Does $\sum\limits_{x=1}^\infty\sin(x)$ converge?

Question

I received a task to find out whether the following series converges:

$$\sum_{x=1}^\infty\sin(x)$$

On first look it seems simple, but as I keep thinking about it, there's not a single lemma or criterion that I can use to tackle the problem.

D'alembert ? Doesn't work: The following is meaningless IMHO: $\lim\limits_{x \to \infty}{}\frac{\sin(x+1)}{\sin(x)}$

That series isn't monotonic... you can't understand the rules for when will a member of the series be negative or positive.

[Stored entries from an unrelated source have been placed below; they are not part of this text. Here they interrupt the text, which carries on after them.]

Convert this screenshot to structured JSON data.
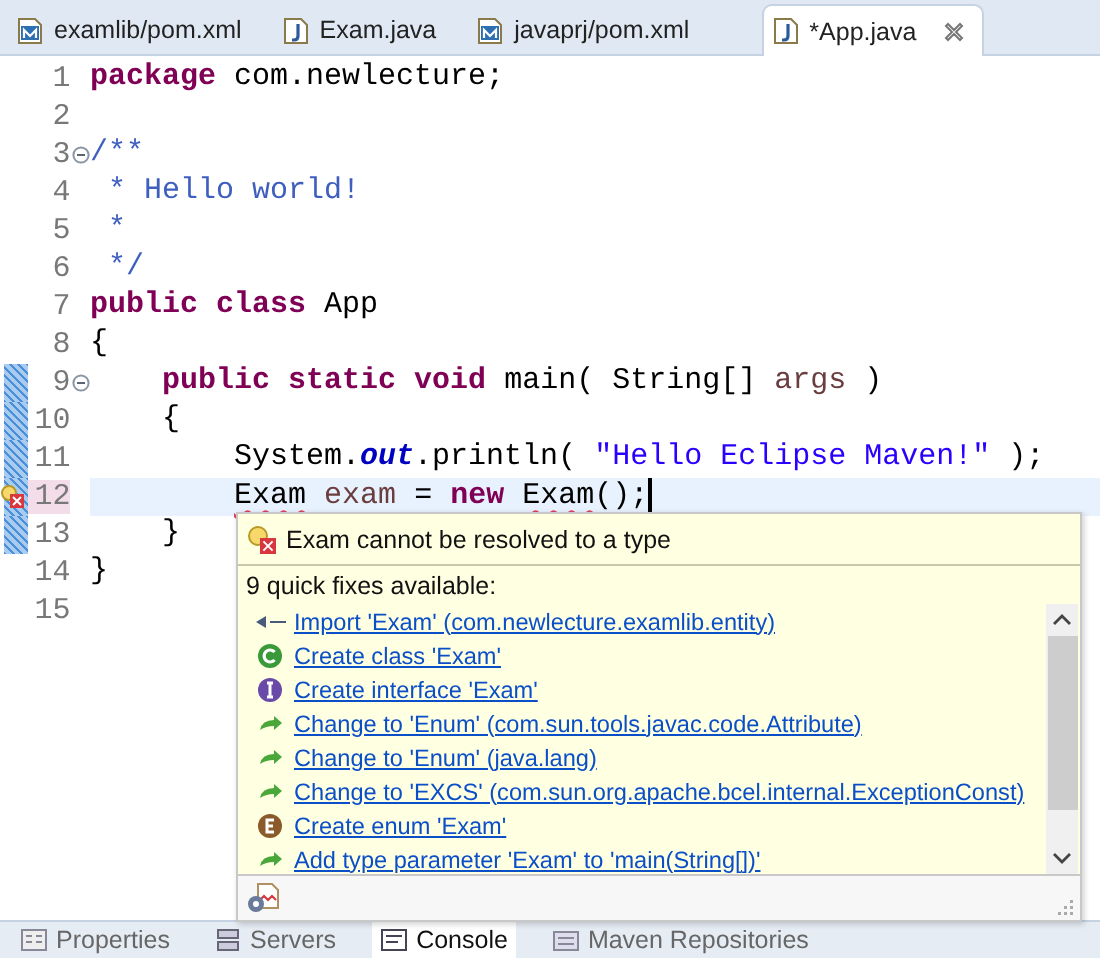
{
  "tabs": [
    {
      "label": "examlib/pom.xml",
      "kind": "xml",
      "selected": false,
      "closable": false
    },
    {
      "label": "Exam.java",
      "kind": "java",
      "selected": false,
      "closable": false
    },
    {
      "label": "javaprj/pom.xml",
      "kind": "xml",
      "selected": false,
      "closable": false
    },
    {
      "label": "*App.java",
      "kind": "java",
      "selected": true,
      "closable": true
    }
  ],
  "editor": {
    "lines": [
      {
        "number": "1",
        "changed": false,
        "fold": false,
        "error": false,
        "current": false,
        "tokens": [
          {
            "text": "package",
            "kind": "keyword"
          },
          {
            "text": " com.newlecture;",
            "kind": "plain"
          }
        ]
      },
      {
        "number": "2",
        "changed": false,
        "fold": false,
        "error": false,
        "current": false
      },
      {
        "number": "3",
        "changed": false,
        "fold": true,
        "error": false,
        "current": false,
        "tokens": [
          {
            "text": "/**",
            "kind": "comment"
          }
        ]
      },
      {
        "number": "4",
        "changed": false,
        "fold": false,
        "error": false,
        "current": false,
        "tokens": [
          {
            "text": " * Hello world!",
            "kind": "comment"
          }
        ]
      },
      {
        "number": "5",
        "changed": false,
        "fold": false,
        "error": false,
        "current": false,
        "tokens": [
          {
            "text": " *",
            "kind": "comment"
          }
        ]
      },
      {
        "number": "6",
        "changed": false,
        "fold": false,
        "error": false,
        "current": false,
        "tokens": [
          {
            "text": " */",
            "kind": "comment"
          }
        ]
      },
      {
        "number": "7",
        "changed": false,
        "fold": false,
        "error": false,
        "current": false,
        "tokens": [
          {
            "text": "public class",
            "kind": "keyword"
          },
          {
            "text": " App",
            "kind": "plain"
          }
        ]
      },
      {
        "number": "8",
        "changed": false,
        "fold": false,
        "error": false,
        "current": false,
        "tokens": [
          {
            "text": "{",
            "kind": "plain"
          }
        ]
      },
      {
        "number": "9",
        "changed": true,
        "fold": true,
        "error": false,
        "current": false,
        "tokens": [
          {
            "text": "    public static void",
            "kind": "keyword"
          },
          {
            "text": " main( String[] ",
            "kind": "plain"
          },
          {
            "text": "args",
            "kind": "local"
          },
          {
            "text": " )",
            "kind": "plain"
          }
        ]
      },
      {
        "number": "10",
        "changed": true,
        "fold": false,
        "error": false,
        "current": false,
        "tokens": [
          {
            "text": "    {",
            "kind": "plain"
          }
        ]
      },
      {
        "number": "11",
        "changed": true,
        "fold": false,
        "error": false,
        "current": false,
        "tokens": [
          {
            "text": "        System.",
            "kind": "plain"
          },
          {
            "text": "out",
            "kind": "static_field"
          },
          {
            "text": ".println( ",
            "kind": "plain"
          },
          {
            "text": "\"Hello Eclipse Maven!\"",
            "kind": "string"
          },
          {
            "text": " );",
            "kind": "plain"
          }
        ]
      },
      {
        "number": "12",
        "changed": true,
        "fold": false,
        "error": true,
        "current": true,
        "tokens": [
          {
            "text": "        Exam",
            "kind": "error"
          },
          {
            "text": " exam",
            "kind": "local"
          },
          {
            "text": " = ",
            "kind": "plain"
          },
          {
            "text": "new",
            "kind": "keyword"
          },
          {
            "text": " Exam",
            "kind": "error"
          },
          {
            "text": "();",
            "kind": "plain"
          }
        ]
      },
      {
        "number": "13",
        "changed": true,
        "fold": false,
        "error": false,
        "current": false,
        "tokens": [
          {
            "text": "    }",
            "kind": "plain"
          }
        ]
      },
      {
        "number": "14",
        "changed": false,
        "fold": false,
        "error": false,
        "current": false,
        "tokens": [
          {
            "text": "}",
            "kind": "plain"
          }
        ]
      },
      {
        "number": "15",
        "changed": false,
        "fold": false,
        "error": false,
        "current": false
      }
    ]
  },
  "quick_fix": {
    "problem": "Exam cannot be resolved to a type",
    "summary": "9 quick fixes available:",
    "fixes": [
      {
        "label": "Import 'Exam' (com.newlecture.examlib.entity)",
        "kind": "import"
      },
      {
        "label": "Create class 'Exam'",
        "kind": "class"
      },
      {
        "label": "Create interface 'Exam'",
        "kind": "interface"
      },
      {
        "label": "Change to 'Enum' (com.sun.tools.javac.code.Attribute)",
        "kind": "change"
      },
      {
        "label": "Change to 'Enum' (java.lang)",
        "kind": "change"
      },
      {
        "label": "Change to 'EXCS' (com.sun.org.apache.bcel.internal.ExceptionConst)",
        "kind": "change"
      },
      {
        "label": "Create enum 'Exam'",
        "kind": "enum"
      },
      {
        "label": "Add type parameter 'Exam' to 'main(String[])'",
        "kind": "change"
      }
    ]
  },
  "bottom_tabs": [
    {
      "label": "Properties",
      "kind": "properties",
      "selected": false
    },
    {
      "label": "Servers",
      "kind": "servers",
      "selected": false
    },
    {
      "label": "Console",
      "kind": "console",
      "selected": true
    },
    {
      "label": "Maven Repositories",
      "kind": "repos",
      "selected": false
    }
  ]
}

All I know is that $\sin(x)$ is blocked between (-1) and 1.
Though it's easy to see that $ \sum\limits_{x=1}^\infty\lvert\sin(x) \rvert$ diverges.

May I use Leibniz formula for $\pi$ in order to construct 2 subseries:

• One that shows that $\sin(x)$ converges to the limit 1
• Another one that shows that $\sin(x)$ converges to the limit 0

And we know that a series can't converge to 2 different numbers, hence it diverges?

Answer 1

The sequence $(\sin n)$ doesn't converge to $0$ so the given series is divergent.

Answer 2

Hint: The partial sums have an explicit form, because there are the imaginary part of some geometric series.

$$ \sum_{k=1}^n e^{ik} = \frac {1-e^{in}}{1-e^i} = \frac {e^{-in/2}-e^{in/2}}{e^{-i/2}-e^{i/2}} \frac{e^{in/2}}{e^{i/2}} = \frac{\sin \frac n2}{\sin \frac 12} e^{i(n-1)/2} $$ so the $n$th partial sum is $$ \frac{1}{\sin \frac 12} \sin \frac n2\sin{\frac{n-1}2} = \frac{1}{2\sin \frac 12} \left(\cos \frac 12 - \cos \frac{2n-1}4\right) $$

From this, you can explicitly see what values are taken by these partial sums.

Answer 3

If $\sin(n) \to 0$, then $|\cos(n)| \to 1$, so $\sum \cos(n)$ diverges, but $\sin(n+1)= \sin(n)\cos(1) + \cos(n)\sin(1)$, so $\sum \sin(1) \cos(n) = \sum \sin(n+1) - \sum \cos(1)\sin(n)$.